Graphical abstract. Credit: Molecular Therapy (2026). DOI: 10.1016/j.ymthe.2026.06.007

Epilepsy affects more than 50 million people worldwide, making it one of the most common neurological disorders. Although medication helps many patients achieve seizure control, approximately one-third continue to experience seizures despite treatment. Seizures often arise when the brain's excitation-inhibition (E/I) balance breaks down. In healthy conditions, specialized inhibitory neurons act as a natural braking system, releasing a neurotransmitter called gamma-aminobutyric acid (GABA) that helps prevent excessive electrical activity. When this inhibitory control is weakened, abnormal bursts of activity can spread through the brain and trigger seizures.

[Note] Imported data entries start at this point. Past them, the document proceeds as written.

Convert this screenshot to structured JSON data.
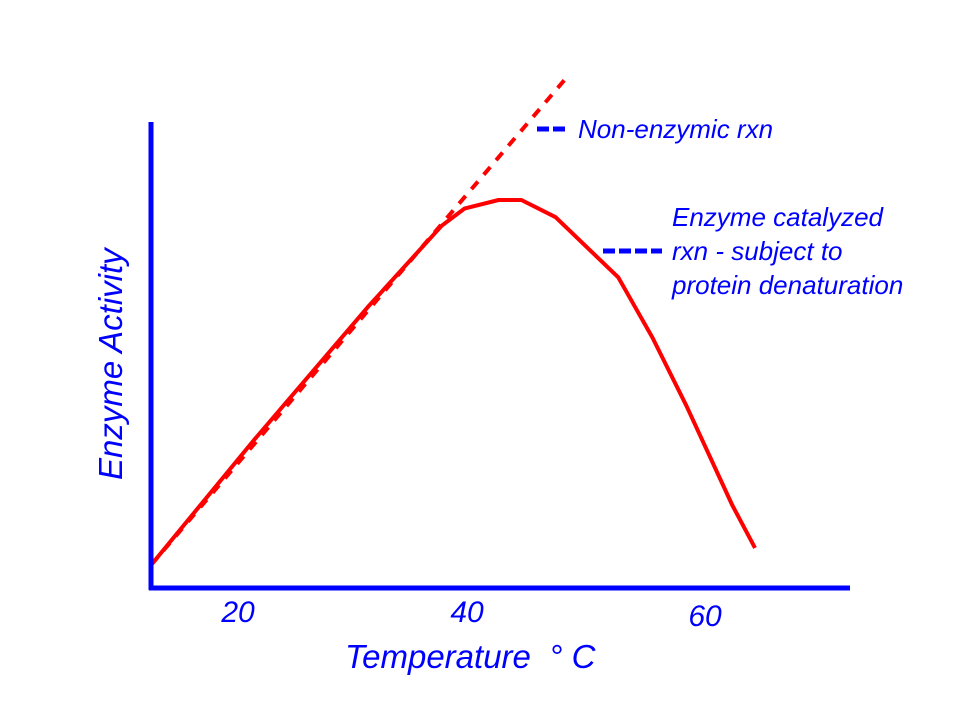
{
  "chart_data": {
    "type": "line",
    "title": "",
    "xlabel": "Temperature  ° C",
    "ylabel": "Enzyme Activity",
    "xlim": [
      11,
      70
    ],
    "ylim": [
      0,
      100
    ],
    "x_ticks": [
      20,
      40,
      60
    ],
    "y_ticks": [],
    "grid": false,
    "series": [
      {
        "name": "Non-enzymic rxn",
        "style": "dashed",
        "color": "#ff0000",
        "x": [
          11,
          47.3
        ],
        "y": [
          3,
          116
        ]
      },
      {
        "name": "Enzyme catalyzed rxn - subject to protein denaturation",
        "style": "solid",
        "color": "#ff0000",
        "x": [
          11,
          20,
          30,
          36.5,
          38.5,
          41.5,
          43.5,
          46.5,
          52,
          55,
          58,
          62,
          64
        ],
        "y": [
          3,
          32,
          63,
          82,
          86,
          88,
          88,
          84,
          70,
          56,
          40,
          17,
          7
        ]
      }
    ],
    "legend": {
      "position": "right",
      "entries": [
        {
          "lines": [
            "Non-enzymic rxn"
          ]
        },
        {
          "lines": [
            "Enzyme catalyzed",
            "rxn - subject to",
            "protein denaturation"
          ]
        }
      ]
    },
    "colors": {
      "axis": "#0000ff",
      "text": "#0000ff",
      "curve": "#ff0000"
    }
  }
}
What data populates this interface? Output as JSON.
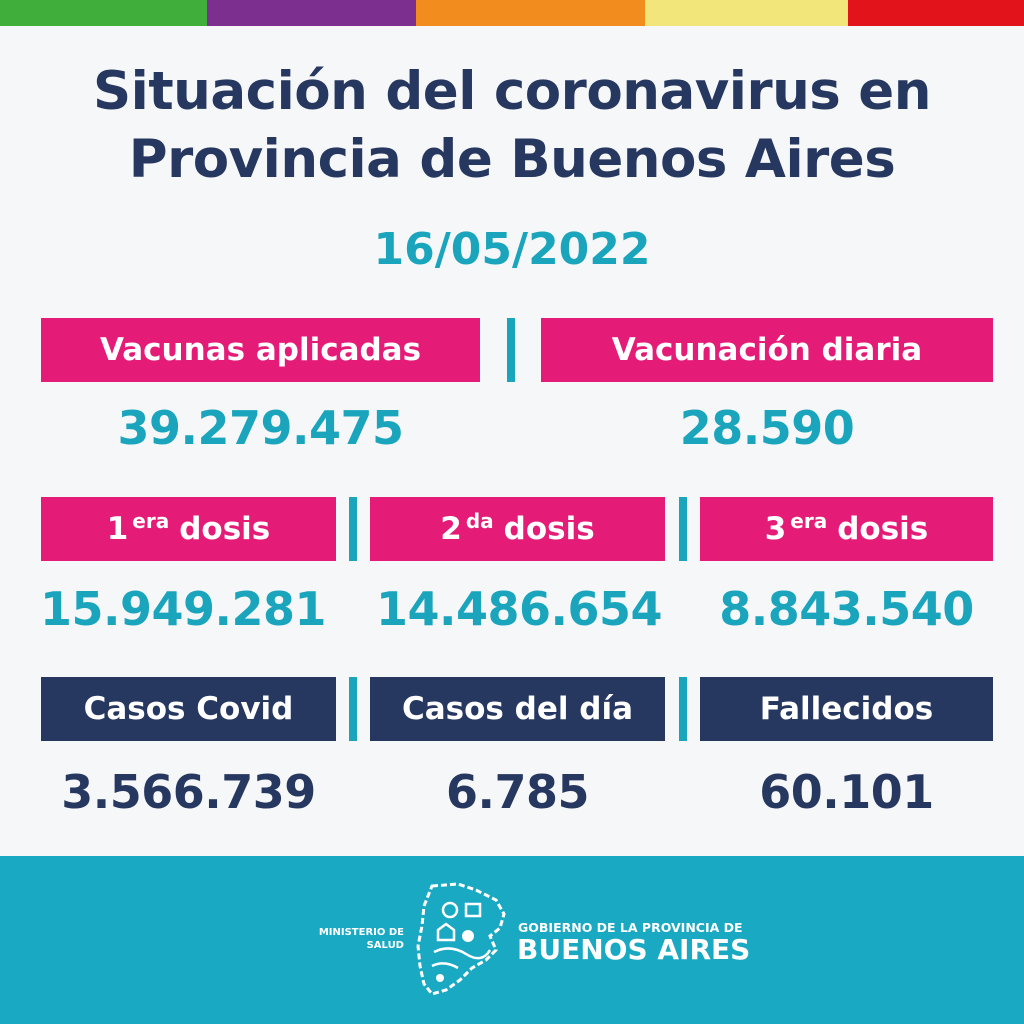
{
  "colors": {
    "stripe": [
      "#3fae3a",
      "#7c2f8e",
      "#f28c1f",
      "#f2e57a",
      "#e3131b"
    ],
    "navy": "#263760",
    "pink": "#e41c77",
    "teal": "#1ba5bd"
  },
  "header": {
    "title_line1": "Situación del coronavirus en",
    "title_line2": "Provincia de Buenos Aires",
    "date": "16/05/2022"
  },
  "vaccination": {
    "applied_label": "Vacunas aplicadas",
    "applied_value": "39.279.475",
    "daily_label": "Vacunación diaria",
    "daily_value": "28.590"
  },
  "doses": [
    {
      "num": "1",
      "suffix": "era",
      "word": "dosis",
      "value": "15.949.281"
    },
    {
      "num": "2",
      "suffix": "da",
      "word": "dosis",
      "value": "14.486.654"
    },
    {
      "num": "3",
      "suffix": "era",
      "word": "dosis",
      "value": "8.843.540"
    }
  ],
  "cases": [
    {
      "label": "Casos Covid",
      "value": "3.566.739"
    },
    {
      "label": "Casos del día",
      "value": "6.785"
    },
    {
      "label": "Fallecidos",
      "value": "60.101"
    }
  ],
  "footer": {
    "ministry_line1": "MINISTERIO DE",
    "ministry_line2": "SALUD",
    "gov_line1": "GOBIERNO DE LA PROVINCIA DE",
    "gov_line2": "BUENOS AIRES",
    "logo_icon": "province-map-emblem-icon"
  }
}
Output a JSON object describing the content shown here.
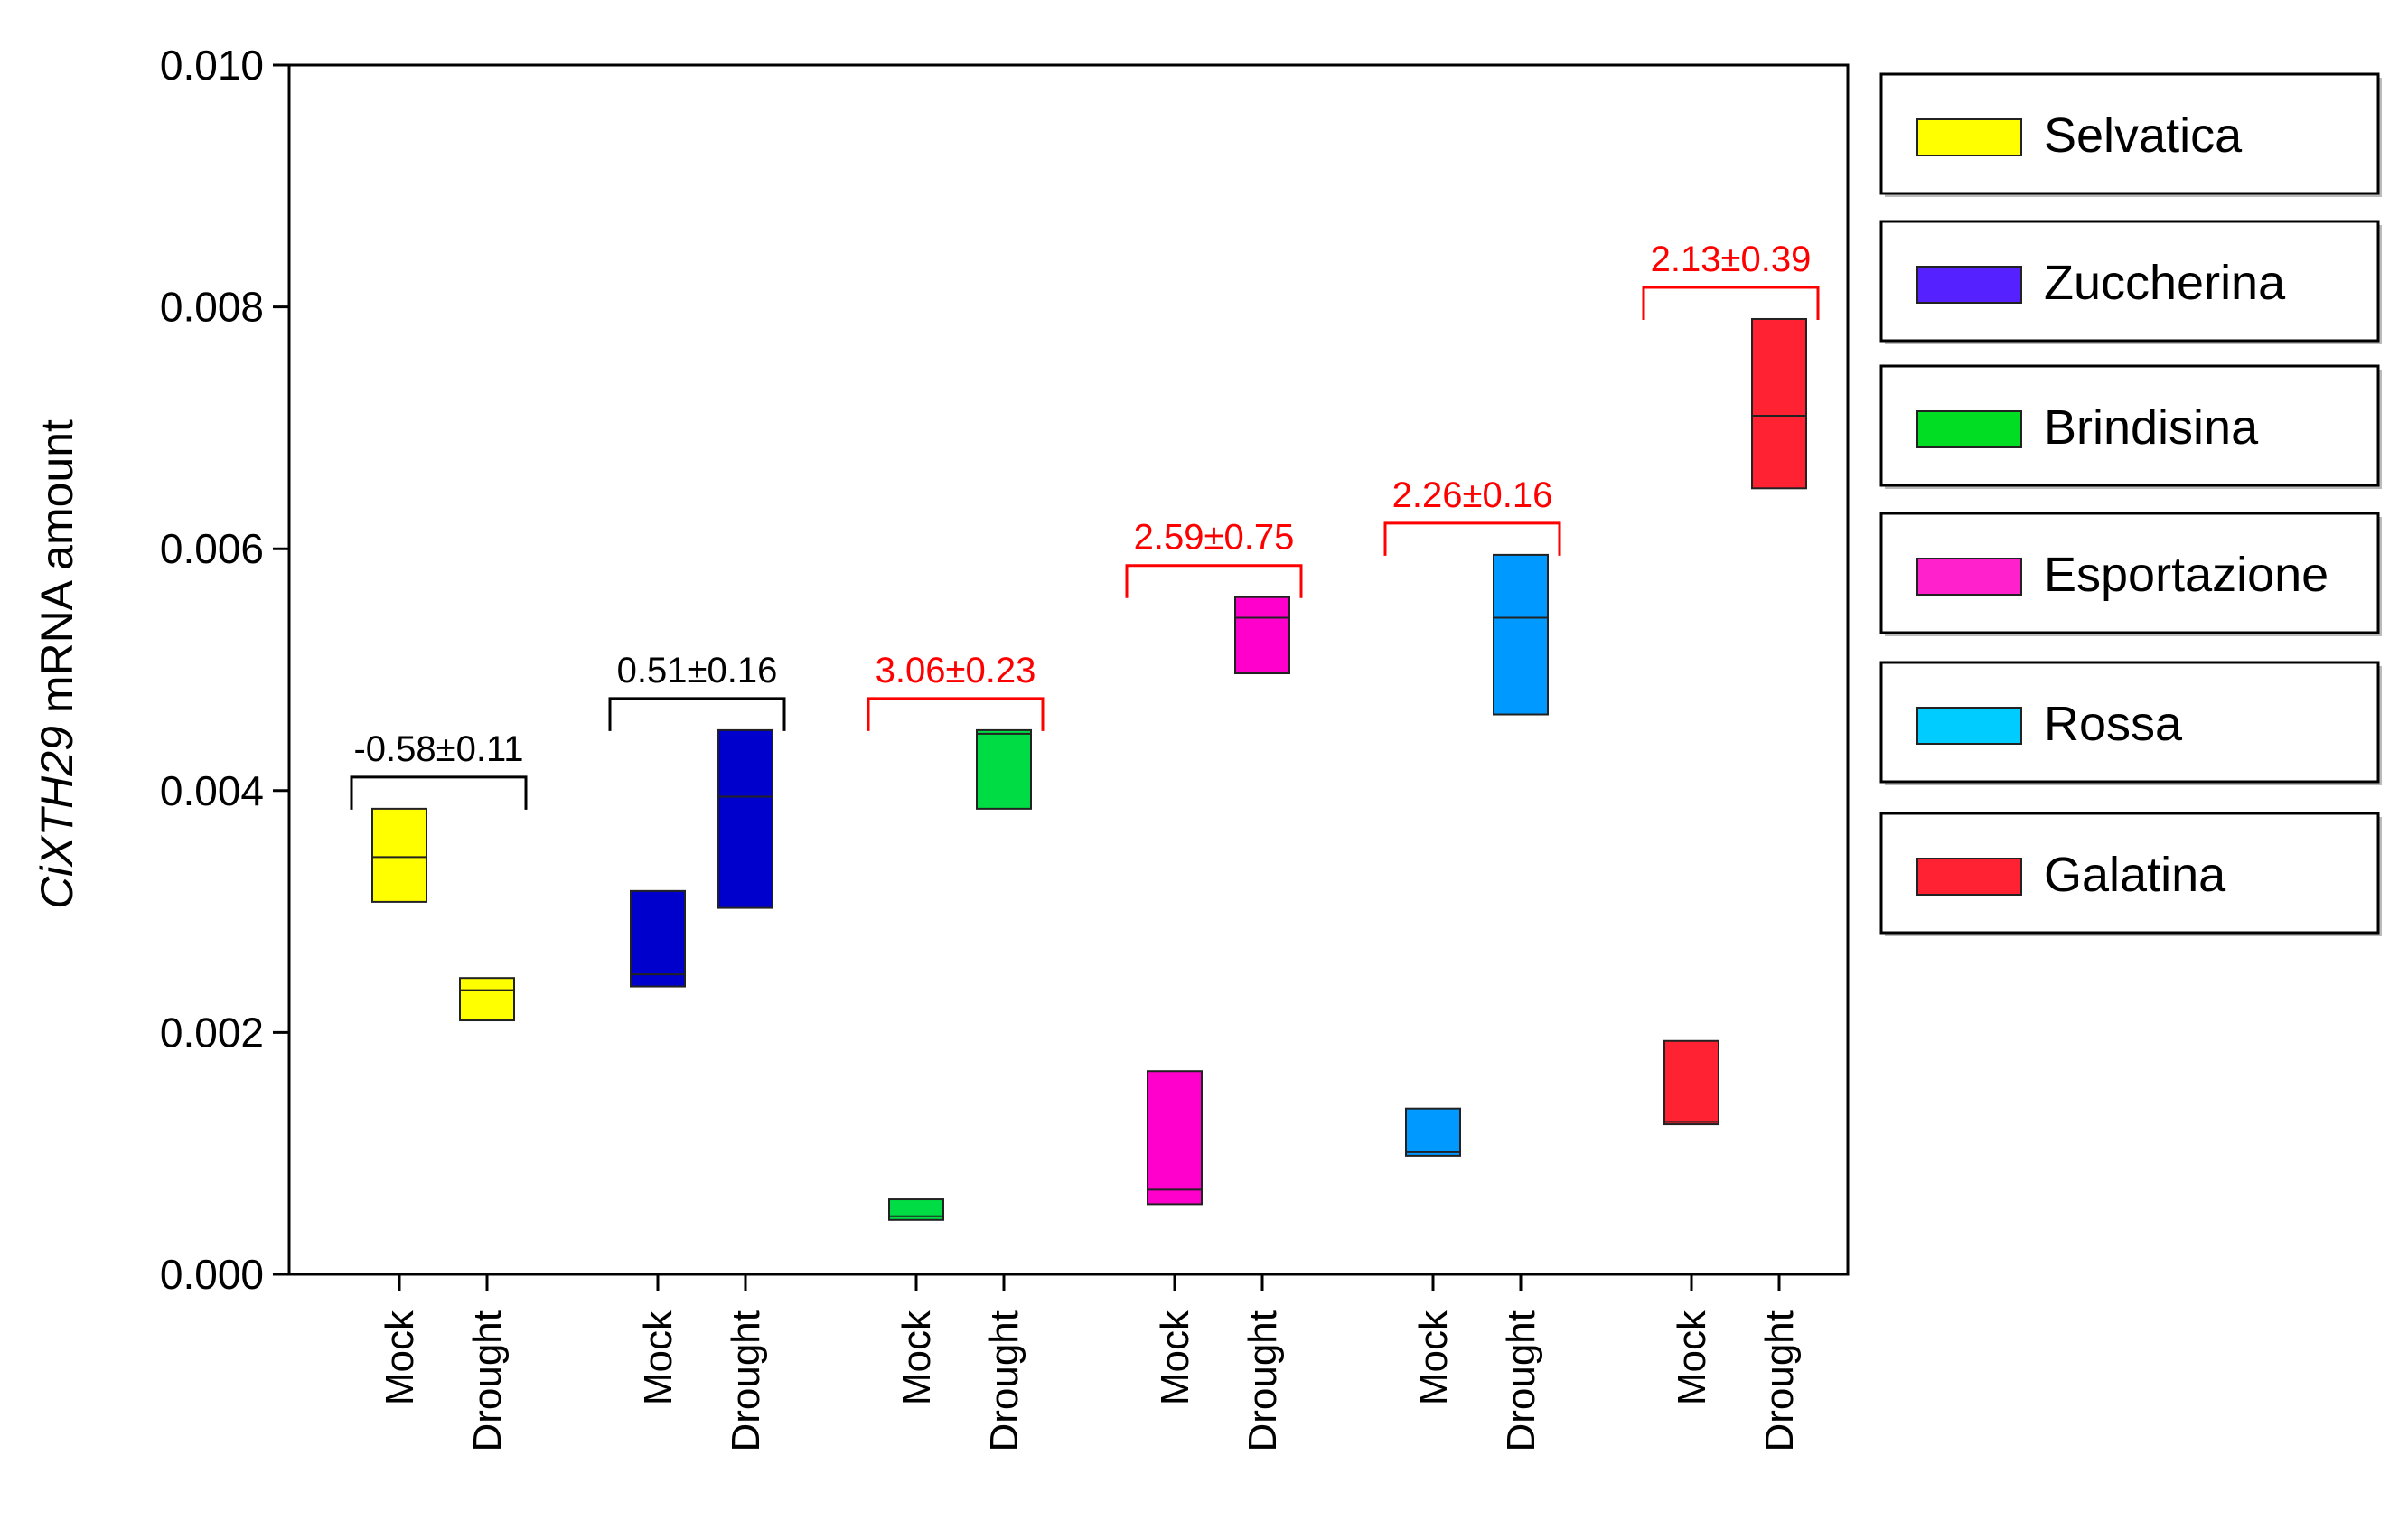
{
  "chart_data": {
    "type": "box",
    "ylabel_italic": "CiXTH29",
    "ylabel_rest": " mRNA amount",
    "ylim": [
      0,
      0.01
    ],
    "yticks": [
      "0.000",
      "0.002",
      "0.004",
      "0.006",
      "0.008",
      "0.010"
    ],
    "ytick_values": [
      0,
      0.002,
      0.004,
      0.006,
      0.008,
      0.01
    ],
    "grid": false,
    "legend_position": "right",
    "categories": [
      "Mock",
      "Drought"
    ],
    "series": [
      {
        "name": "Selvatica",
        "color": "#ffff00",
        "annotation": "-0.58±0.11",
        "annotation_color": "#000000",
        "mock": {
          "low": 0.00308,
          "mid": 0.00345,
          "high": 0.00385
        },
        "drought": {
          "low": 0.0021,
          "mid": 0.00235,
          "high": 0.00245
        }
      },
      {
        "name": "Zuccherina",
        "color": "#0000cc",
        "annotation": "0.51±0.16",
        "annotation_color": "#000000",
        "mock": {
          "low": 0.00238,
          "mid": 0.00248,
          "high": 0.00317
        },
        "drought": {
          "low": 0.00303,
          "mid": 0.00395,
          "high": 0.0045
        }
      },
      {
        "name": "Brindisina",
        "color": "#00dd44",
        "annotation": "3.06±0.23",
        "annotation_color": "#ff0000",
        "mock": {
          "low": 0.00045,
          "mid": 0.00048,
          "high": 0.00062
        },
        "drought": {
          "low": 0.00385,
          "mid": 0.00447,
          "high": 0.0045
        }
      },
      {
        "name": "Esportazione",
        "color": "#ff00cc",
        "annotation": "2.59±0.75",
        "annotation_color": "#ff0000",
        "mock": {
          "low": 0.00058,
          "mid": 0.0007,
          "high": 0.00168
        },
        "drought": {
          "low": 0.00497,
          "mid": 0.00543,
          "high": 0.0056
        }
      },
      {
        "name": "Rossa",
        "color": "#0099ff",
        "annotation": "2.26±0.16",
        "annotation_color": "#ff0000",
        "mock": {
          "low": 0.00098,
          "mid": 0.00101,
          "high": 0.00137
        },
        "drought": {
          "low": 0.00463,
          "mid": 0.00543,
          "high": 0.00595
        }
      },
      {
        "name": "Galatina",
        "color": "#ff2233",
        "annotation": "2.13±0.39",
        "annotation_color": "#ff0000",
        "mock": {
          "low": 0.00124,
          "mid": 0.00126,
          "high": 0.00193
        },
        "drought": {
          "low": 0.0065,
          "mid": 0.0071,
          "high": 0.0079
        }
      }
    ]
  },
  "legend_colors": [
    "#ffff00",
    "#5522ff",
    "#00dd22",
    "#ff22cc",
    "#00ccff",
    "#ff2233"
  ]
}
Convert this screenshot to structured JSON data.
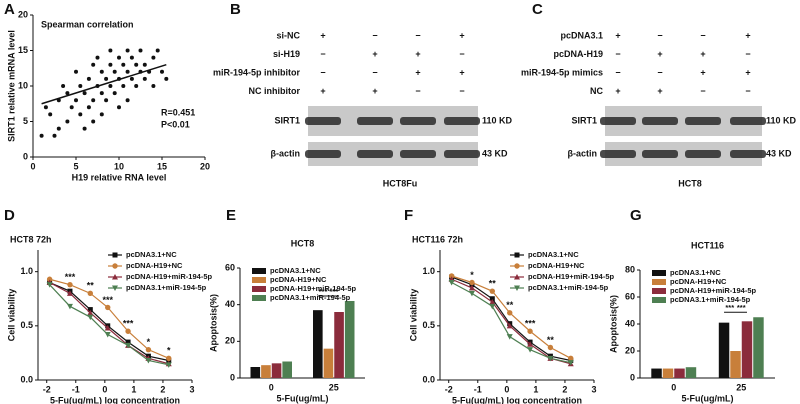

For years, researchers have viewed inhibitory neurons as an attractive target for gene therapy, which aims to treat diseases by introducing modified genetic material into cells. However, delivering therapeutic genes specifically to these neurons has proved difficult. The most widely used delivery vehicles for gene therapy are engineered viruses called adeno-associated vectors (AAVs).

While versatile, AAVs can carry only a limited amount of genetic cargo, around 4.7 kilobases. Currently available genetic switches (or promoters, DNA sequences that control when and where genes are expressed) that specifically target inhibitory neurons are too large, taking up more than half of that space. They are also too weak to drive a significant therapeutic effect, especially when delivered through the bloodstream.